1. Field of the Invention
The invention pertains to a hydrodynamic clutch device including a housing which can be brought into working connection with a drive; a hydrodynamic circuit formed by a pump wheel and a turbine wheel; a torsional vibration damper having a drive side transmission element, a takeoff side transmission element, and at least one energy storage group between the transmission elements; and a bridging clutch connecting the housing to the drive side transmission element of the torsional vibration damper.
2. Description of the Related Art
A hydrodynamic clutch device of this type is known from, for example, DE 10 2004 029 157 A1. The hydrodynamic clutch arrangement has a hydrodynamic circuit, formed by a pump wheel, a turbine wheel, and a stator, and is realized as a torque converter, which is designed with a bridging clutch, the piston of which is able to move a plurality of friction elements into and out of engagement with each other.

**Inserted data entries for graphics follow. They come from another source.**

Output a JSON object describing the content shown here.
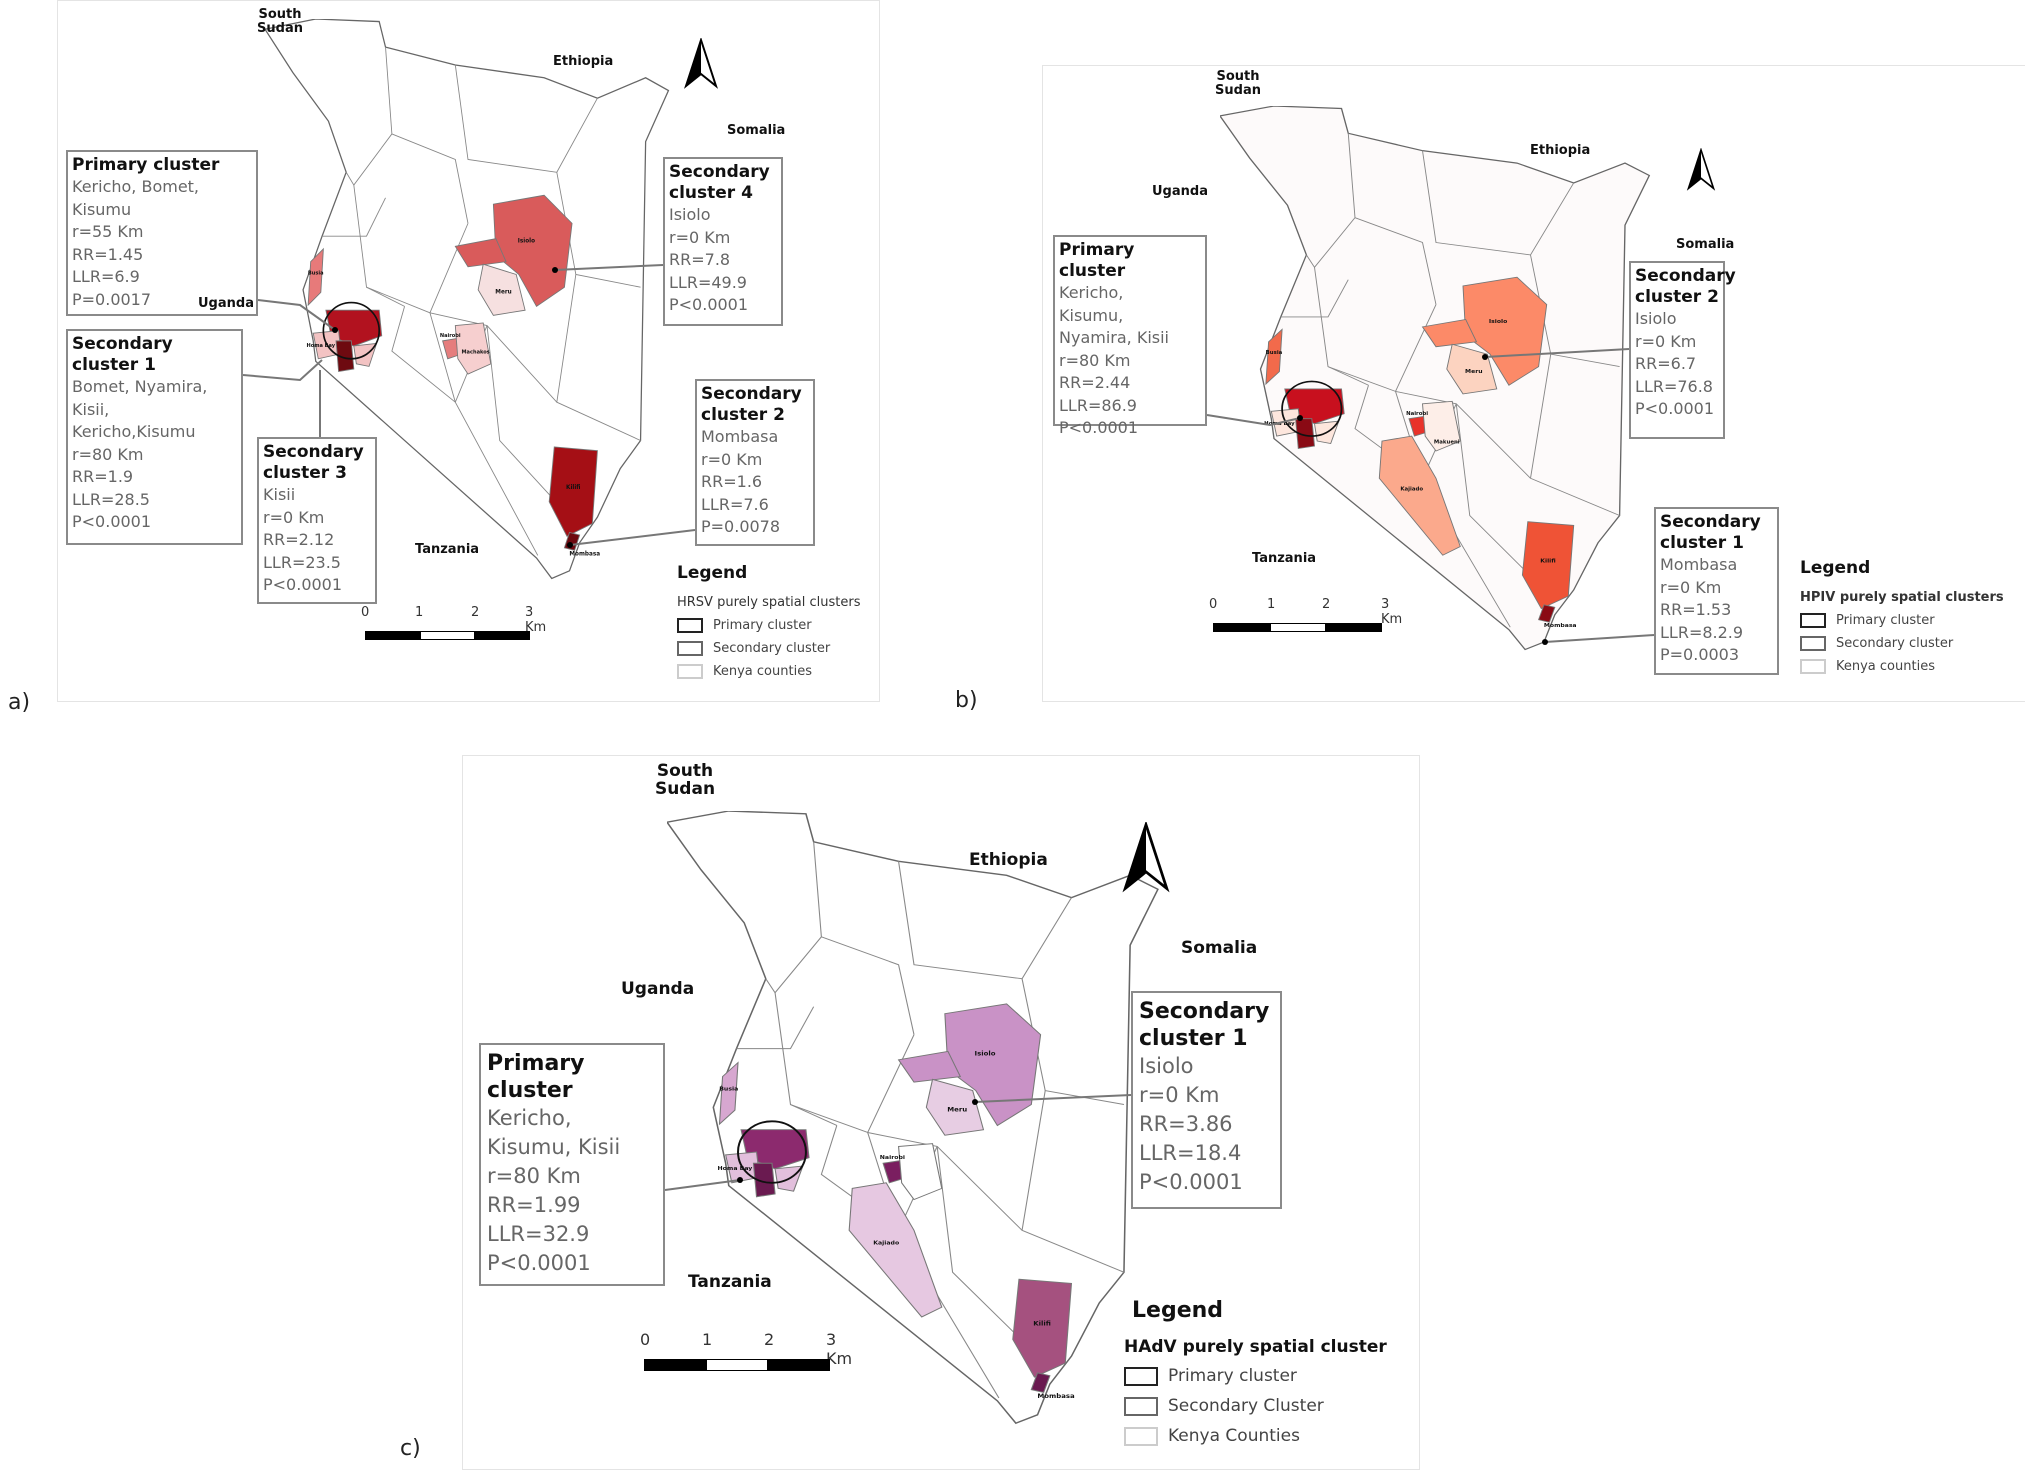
{
  "panels": {
    "a": {
      "label": "a)",
      "countries": {
        "south_sudan": "South Sudan",
        "ethiopia": "Ethiopia",
        "somalia": "Somalia",
        "uganda": "Uganda",
        "tanzania": "Tanzania"
      },
      "clusters": {
        "primary": {
          "title": "Primary cluster",
          "lines": [
            "Kericho, Bomet,",
            "Kisumu",
            "r=55 Km",
            "RR=1.45",
            "LLR=6.9",
            "P=0.0017"
          ]
        },
        "secondary1": {
          "title": "Secondary cluster 1",
          "lines": [
            "Bomet, Nyamira,",
            "Kisii,",
            "Kericho,Kisumu",
            "r=80 Km",
            "RR=1.9",
            "LLR=28.5",
            "P<0.0001"
          ]
        },
        "secondary2": {
          "title": "Secondary cluster 2",
          "lines": [
            "Mombasa",
            "r=0 Km",
            "RR=1.6",
            "LLR=7.6",
            "P=0.0078"
          ]
        },
        "secondary3": {
          "title": "Secondary cluster 3",
          "lines": [
            "Kisii",
            "r=0 Km",
            "RR=2.12",
            "LLR=23.5",
            "P<0.0001"
          ]
        },
        "secondary4": {
          "title": "Secondary cluster 4",
          "lines": [
            "Isiolo",
            "r=0 Km",
            "RR=7.8",
            "LLR=49.9",
            "P<0.0001"
          ]
        }
      },
      "county_labels": {
        "isiolo": "Isiolo",
        "kilifi": "Kilifi",
        "mombasa": "Mombasa",
        "homa_bay": "Homa Bay",
        "meru": "Meru",
        "nairobi": "Nairobi",
        "machakos": "Machakos",
        "busia": "Busia"
      },
      "legend": {
        "title": "Legend",
        "subtitle": "HRSV purely spatial clusters",
        "items": [
          "Primary cluster",
          "Secondary cluster",
          "Kenya counties"
        ]
      },
      "scale": [
        "0",
        "1",
        "2",
        "3 Km"
      ],
      "colors": {
        "isiolo": "#d95b5b",
        "kilifi": "#a50f15",
        "west_dark": "#b2121f",
        "west_darker": "#6e0a10",
        "west_light": "#f3c3c3",
        "busia": "#e77a7a",
        "meru": "#f6e0e0",
        "central": "#e57d7d",
        "central_light": "#f6cfcf"
      }
    },
    "b": {
      "label": "b)",
      "countries": {
        "south_sudan": "South Sudan",
        "ethiopia": "Ethiopia",
        "somalia": "Somalia",
        "uganda": "Uganda",
        "tanzania": "Tanzania"
      },
      "clusters": {
        "primary": {
          "title": "Primary cluster",
          "lines": [
            "Kericho,",
            "Kisumu,",
            "Nyamira, Kisii",
            "r=80 Km",
            "RR=2.44",
            "LLR=86.9",
            "P<0.0001"
          ]
        },
        "secondary1": {
          "title": "Secondary cluster 1",
          "lines": [
            "Mombasa",
            "r=0 Km",
            "RR=1.53",
            "LLR=8.2.9",
            "P=0.0003"
          ]
        },
        "secondary2": {
          "title": "Secondary cluster 2",
          "lines": [
            "Isiolo",
            "r=0 Km",
            "RR=6.7",
            "LLR=76.8",
            "P<0.0001"
          ]
        }
      },
      "county_labels": {
        "isiolo": "Isiolo",
        "kilifi": "Kilifi",
        "mombasa": "Mombasa",
        "homa_bay": "Homa Bay",
        "meru": "Meru",
        "nairobi": "Nairobi",
        "kajiado": "Kajiado",
        "makueni": "Makueni",
        "busia": "Busia"
      },
      "legend": {
        "title": "Legend",
        "subtitle": "HPIV purely spatial clusters",
        "items": [
          "Primary cluster",
          "Secondary cluster",
          "Kenya counties"
        ]
      },
      "scale": [
        "0",
        "1",
        "2",
        "3 Km"
      ],
      "colors": {
        "isiolo": "#fc8a68",
        "kilifi": "#ef5336",
        "west_dark": "#c8101e",
        "west_darker": "#8a0a14",
        "west_light": "#fde6dd",
        "busia": "#f26a4b",
        "meru": "#fcd3c0",
        "central": "#e8322a",
        "central_light": "#fdeee8",
        "kajiado": "#fba98c",
        "base": "#fdfafa"
      }
    },
    "c": {
      "label": "c)",
      "countries": {
        "south_sudan": "South Sudan",
        "ethiopia": "Ethiopia",
        "somalia": "Somalia",
        "uganda": "Uganda",
        "tanzania": "Tanzania"
      },
      "clusters": {
        "primary": {
          "title": "Primary cluster",
          "lines": [
            "Kericho,",
            "Kisumu, Kisii",
            "r=80 Km",
            "RR=1.99",
            "LLR=32.9",
            "P<0.0001"
          ]
        },
        "secondary1": {
          "title": "Secondary cluster 1",
          "lines": [
            "Isiolo",
            "r=0 Km",
            "RR=3.86",
            "LLR=18.4",
            "P<0.0001"
          ]
        }
      },
      "county_labels": {
        "isiolo": "Isiolo",
        "kilifi": "Kilifi",
        "mombasa": "Mombasa",
        "homa_bay": "Homa Bay",
        "meru": "Meru",
        "nairobi": "Nairobi",
        "kajiado": "Kajiado",
        "busia": "Busia"
      },
      "legend": {
        "title": "Legend",
        "subtitle": "HAdV purely spatial cluster",
        "items": [
          "Primary cluster",
          "Secondary Cluster",
          "Kenya Counties"
        ]
      },
      "scale": [
        "0",
        "1",
        "2",
        "3 Km"
      ],
      "colors": {
        "isiolo": "#c992c6",
        "kilifi": "#a5517f",
        "west_dark": "#8c2a6e",
        "west_darker": "#6a1a50",
        "west_light": "#e2bfdc",
        "busia": "#d7a7d0",
        "meru": "#e7cde3",
        "central": "#7a1e60",
        "central_light": "#ffffff",
        "kajiado": "#e6c8e1",
        "base": "#ffffff"
      }
    }
  }
}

First friction elements are mounted nonrotatably on a housing of the hydrodynamic clutch device, so that this housing, which is connected for rotation in common with a drive, such as the crankshaft of an internal combustion engine, acts as a drive-side friction element carrier. Second friction elements are mounted nonrotatably on a drive-side transmission element of a torsional vibration damper, which thus acts as a takeoff-side friction element carrier. The bridging clutch has friction surfaces located between adjacent friction element carriers. The drive-side transmission element of the torsional vibration damper cooperates with an energy-storage group and a takeoff-side transmission element of the torsional vibration damper to form a damping device, which is connected nonrotatably to a takeoff such as a gearbox input shaft. The energy-storage group is supported in openings in cover plates, which are connected nonrotatably to the takeoff-side friction element carrier, and is also supported in openings provided in the takeoff-side transmission element.

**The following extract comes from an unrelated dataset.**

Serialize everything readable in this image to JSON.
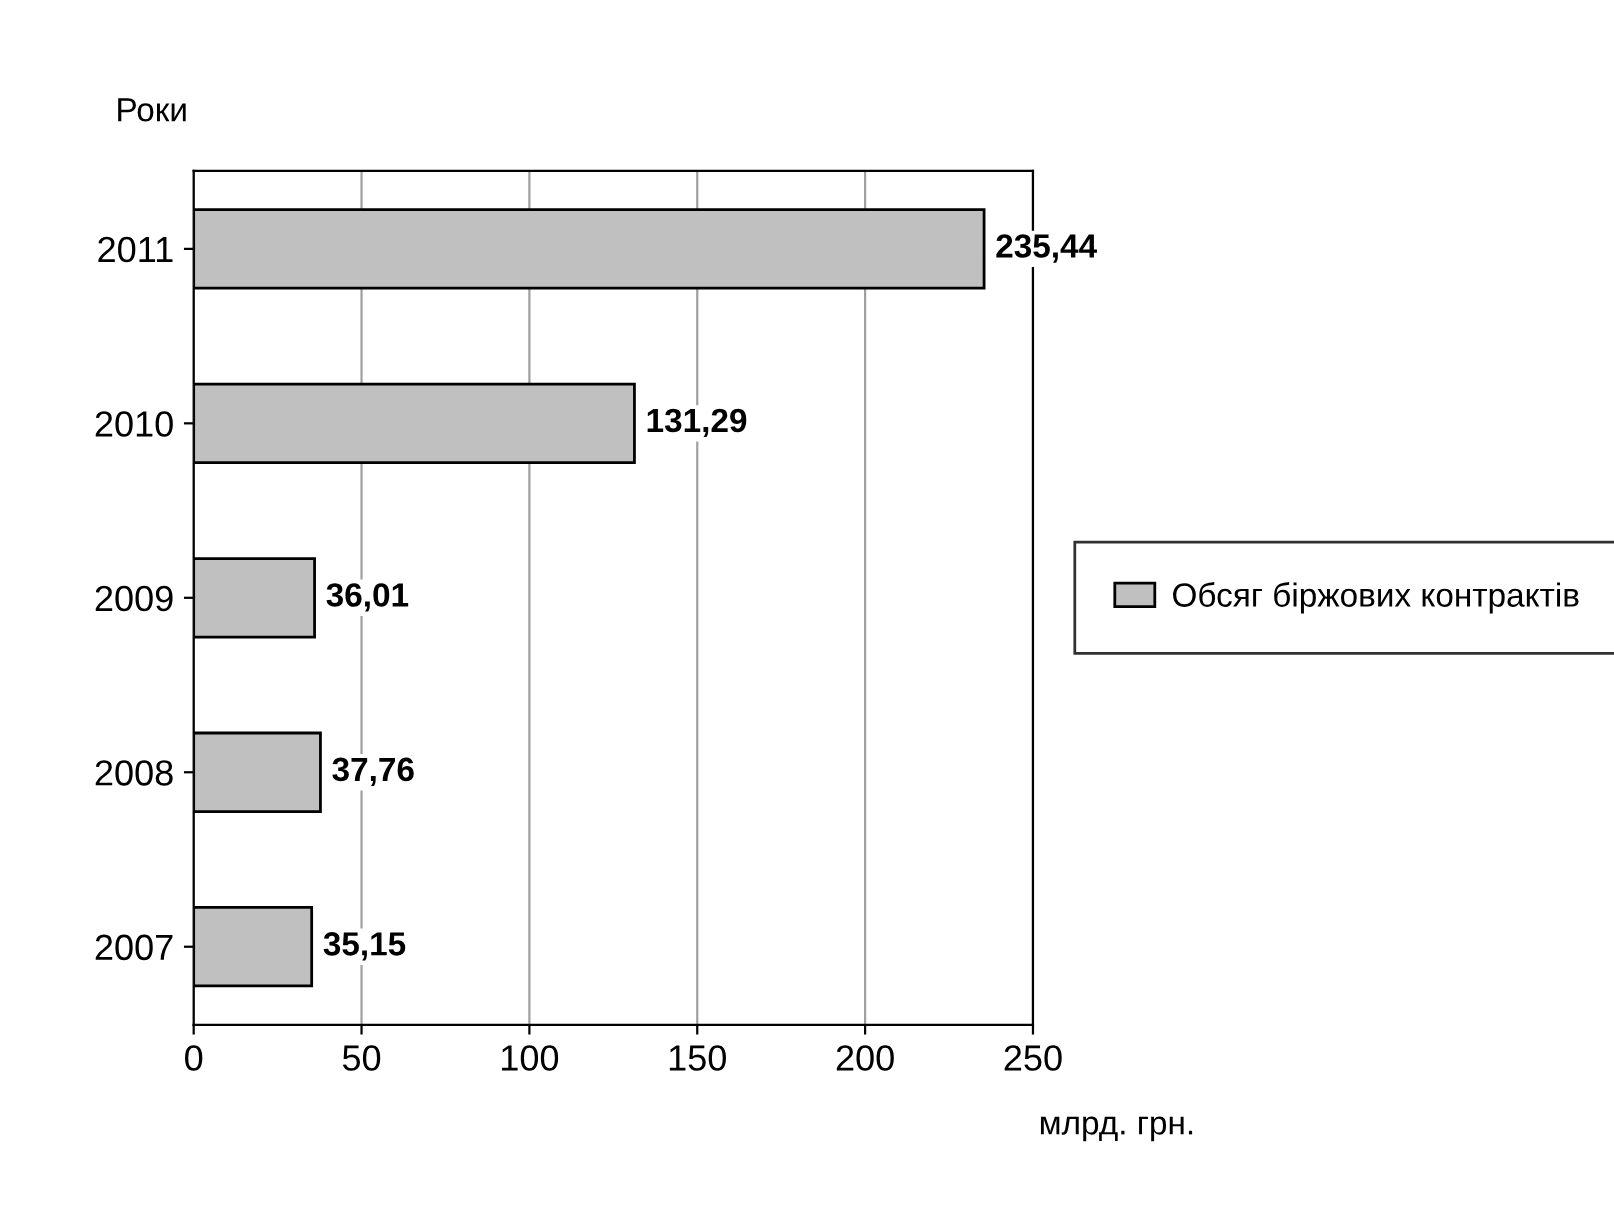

In the known hydrodynamic clutch device, the openings for the energy-storage group in the cover plates and in the takeoff-side transmission element are permeable to the fluid medium present in the housing. Because of these openings, there is the problem that a not inconsiderable portion of the fluid medium moving from a flow inlet to a flow outlet flows through the openings, thus bypassing the friction surfaces of the bridging clutch. Especially during phases in which the friction elements are heated because of slippage, it is possible that this phenomenon can cause a deficiency of cooling fluid medium in the area of the friction surfaces, so that the heat developed at the friction surfaces cannot be carried away. As a result, the load capacity of these friction elements becomes lower than that of better-cooled friction elements.

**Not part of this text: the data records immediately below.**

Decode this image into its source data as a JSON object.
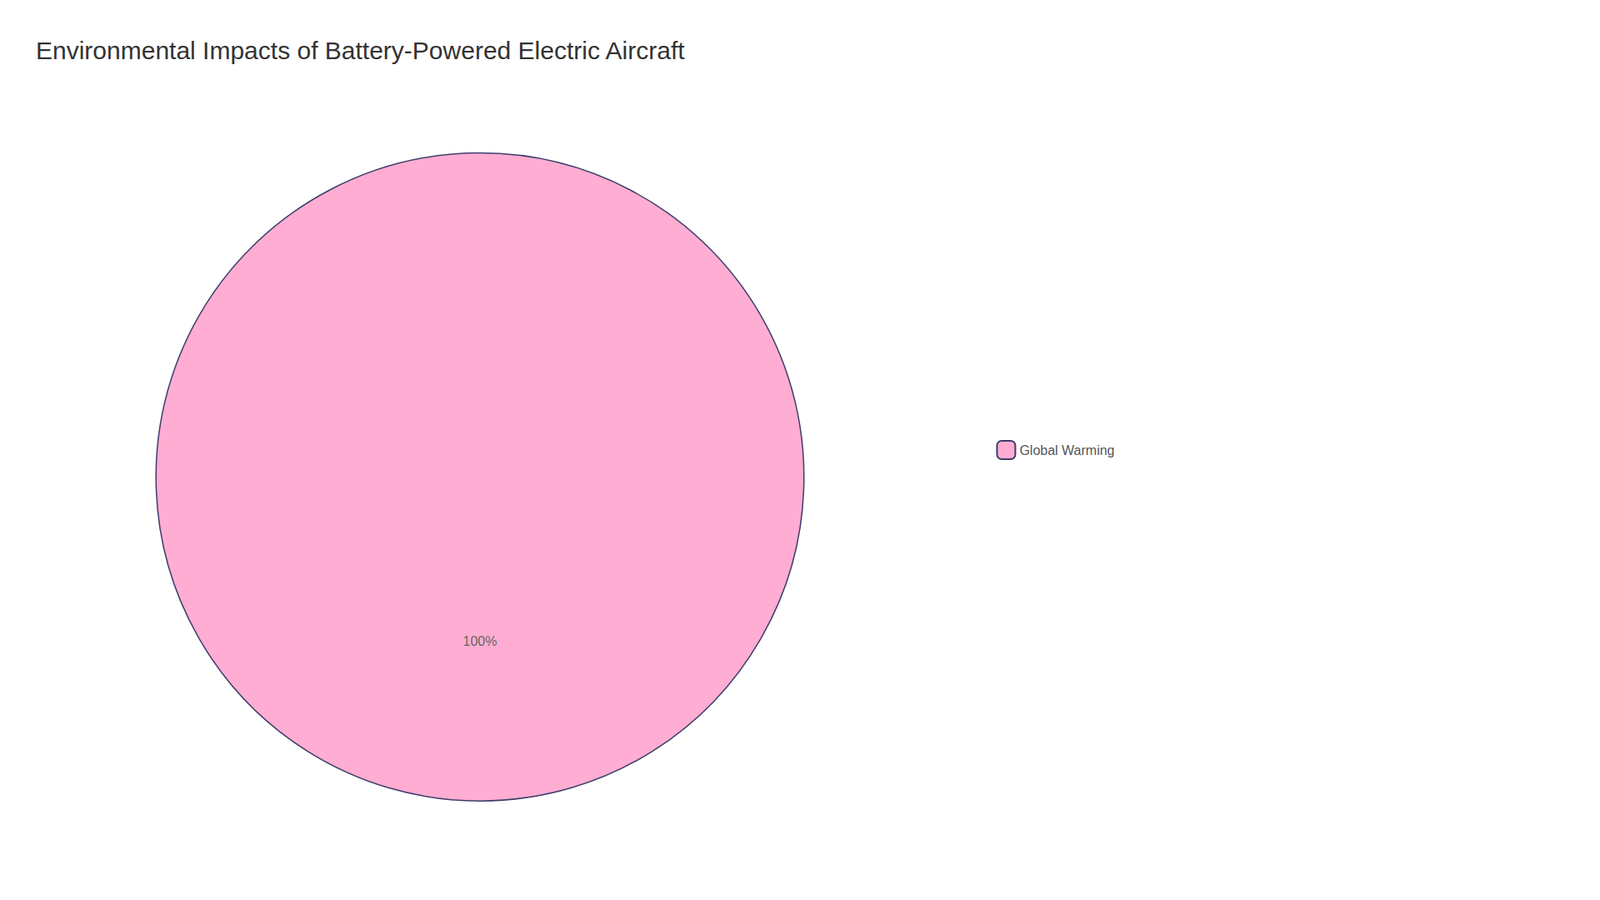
{
  "chart_data": {
    "type": "pie",
    "title": "Environmental Impacts of Battery-Powered Electric Aircraft",
    "categories": [
      "Global Warming"
    ],
    "values": [
      100
    ],
    "value_labels": [
      "100%"
    ],
    "data_labels": true,
    "colors": [
      "#ffadd2"
    ],
    "legend": "right"
  }
}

This basic problem of the openings for the energy-storage group is especially relevant when the known hydrodynamic clutch device is designed as a three-line system. In a three-line system, a pressure space located axially between the drive-side cover of the clutch device and a piston of the bridging clutch is not only sealed off against the hydrodynamic circuit, but also connected to an additional pressure line of a hydraulic system, which means that the hydrodynamic circuit has both a flow inlet and a flow outlet.
A two-line system such as that known from U.S. Pat. No. 7,073,646 is therefore superior with respect to the dissipation of heat from the area of the friction surfaces. In a two-line system, the pressure space located between the drive-side cover of the clutch device and the piston of the bridging clutch is connected to a control line of a hydraulic system, which acts either as a flow inlet or as a flow outlet for fluid medium in correspondence with the operating state of the clutch device at the moment in question, i.e., depending on whether the bridging clutch is open or closed. Because otherwise there is only one other flow inlet or outlet for the hydrodynamic circuit, the fluid medium is forced, as it enters the hydrodynamic circuit or leaves it, to flow across the friction surfaces of the bridging clutch, because the bridging clutch in a two-line system acts as a separation point between the hydrodynamic circuit and the pressure space. For this reason, the use of a torsional vibration damper in a two-line system such as that according to U.S. Pat. No. 7,073,646 does not present a problem, even though this damper has two radially offset damping devices, in which openings which allow the flow of the fluid medium are provided in the cover plates and hub disks to accommodate the drive-side energy-storage group of the drive-side damping device and the takeoff-side energy-storage group of the takeoff-side side damping device. The two energy-storage groups are connected to each other by an intermediate transmission element.
To return to the hydrodynamic clutch devices with the more problematic three-line system: FIG. 1 of U.S. Pat. No. 6,244,401 shows a design in which a clutch device operating according to this system cooperates with a torsional vibration damper with two damping devices, each with openings which promote the flow of the medium. Because this design is especially critical with respect to the overheating of the friction elements of the bridging clutch as explained above, FIG. 2 of the '401 patent shows a torsional vibration damper in which a closed cover plate is assigned to the radially outer damping device. A cover plate of this type, however, takes up more space in the axial direction than a cover plate with openings for the energy-storage group, and this extra space is located precisely in the area of the torsional vibration damper where it has already been made larger in the axial direction because of the presence of an energy-storage group. Presumably for this reason, the torsional vibration damper according to the '401 patent does not have a closed cover plate for the radially inner damping device.